Brian Solis, author of What’s the Future of Business: Changing the Way Businesses Create Experiences, told Paige O’Neill of InsideCXM that, in many respects, customer experience is more important than product, and that customer experience is different from customer satisfaction.


“It’s one of those things that easy to say and hard to do,” Sorofman said in his recent Gartner post. “The companies that get it right exhibit certain behaviors—behaviors that don’t happen by accident.” 


What’s the difference between customer experience and customer satisfaction? It seems I’m not the only one who’s asked. Here are some answers I came across.


What separates customer satisfaction from customer experience is based on a theory called the “peak-end rule,” developed by Nobel prize-winning psychologist Daniel Kahneman. The idea is that customers evaluate a transaction based on memories of key moments in the interaction and—this is critical—what happens at the end. First impressions are important, but the rule suggests that last impressions are just as important. If the shopping experience is favorable but the customer has to stand in line at the checkout or there’s a mistake in their receipt, the negative they’ve experienced at the end of the transaction will trump whatever positive they experienced earlier. 


Another writer said customer experience is a combination of a customer’s emotional and rational responses to an interaction, along with an evaluation of whether the result was worth the effort and cost involved. In most cases, the emotional response counts more than rational evaluation.


That’s why it’s so important to pay attention to the peak emotional touch points that influence customer satisfaction. A warm interaction with a salesperson goes a long way toward erasing impatience or irritation that might occur during a transaction. Unfortunately, too many business leaders don’t come to that realization until they’ve suffered the losses caused by cutting service or the quality of service to the minimum.


At Great Clips, we’re completely on board with the notion that customers should have the best experience possible, from the moment they walk into the door until they leave. In fact, our Online Check-In is meant to start the great experience before the client walks into the salon. 


Sorofman says there are three corporate characteristics that, taken together, indicate a commitment to great experiences for customers. 


• Customer experience should be a number one priority for top executives. 

• Employee incentive programs should be designed to encourage great customer service. 

• Exceptional efforts by employees deserve recognition. Keeping the focus on both customer experience and employee effort makes it more likely employees will buy into the program. The best organizations, says Sorofman, empower their employees to go the extra mile to provide a positive experience.


Great Clips aims to hit all three of those marks, and to provide the tools for franchisees to hit them, too. Our philosophy is that everything we do ripples out to the customer.

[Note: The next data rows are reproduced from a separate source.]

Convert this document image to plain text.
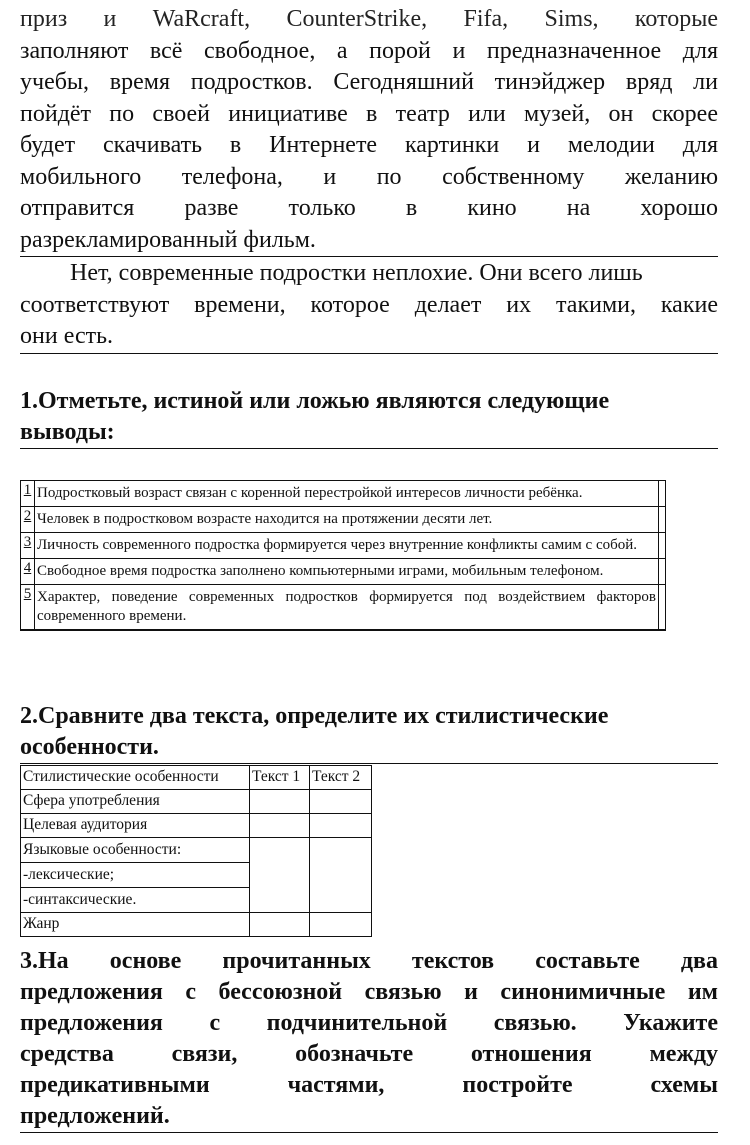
приз и WaRcraft, CounterStrike, Fifa, Sims, которые

заполняют всё свободное, а порой и предназначенное для

учебы, время подростков. Сегодняшний тинэйджер вряд ли

пойдёт по своей инициативе в театр или музей, он скорее

будет скачивать в Интернете картинки и мелодии для

мобильного телефона, и по собственному желанию

отправится разве только в кино на хорошо

разрекламированный фильм.

Нет, современные подростки неплохие. Они всего лишь

соответствуют времени, которое делает их такими, какие

они есть.

1.Отметьте, истиной или ложью являются следующие

выводы:

1	Подростковый возраст связан с коренной перестройкой интересов личности ребёнка.	
2	Человек в подростковом возрасте находится на протяжении десяти лет.	
3	Личность современного подростка формируется через внутренние конфликты самим с собой.	
4	Свободное время подростка заполнено компьютерными играми, мобильным телефоном.	
5	Характер, поведение современных подростков формируется под воздействием факторов современного времени.	

2.Сравните два текста, определите их стилистические

особенности.

Стилистические особенности	Текст 1	Текст 2
Сфера употребления		
Целевая аудитория		

Языковые особенности:
-лексические;
-синтаксические.		

Жанр		

3.На основе прочитанных текстов составьте два

предложения с бессоюзной связью и синонимичные им

предложения с подчинительной связью. Укажите

средства связи, обозначьте отношения между

предикативными частями, постройте схемы

предложений.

Another reason Great Clips is successful at creating a great customer experience is that we’ve defined the experience. You can’t give the customers what they need unless you know what they want—and what they’re willing to pay. Without that information, a company can’t focus on the most economical, efficient and emotionally satisfying way to fulfill those needs.


We know our customers want a great haircut at a great price, delivered by people dedicated to being personable, friendly and responsive. What could be more satisfying?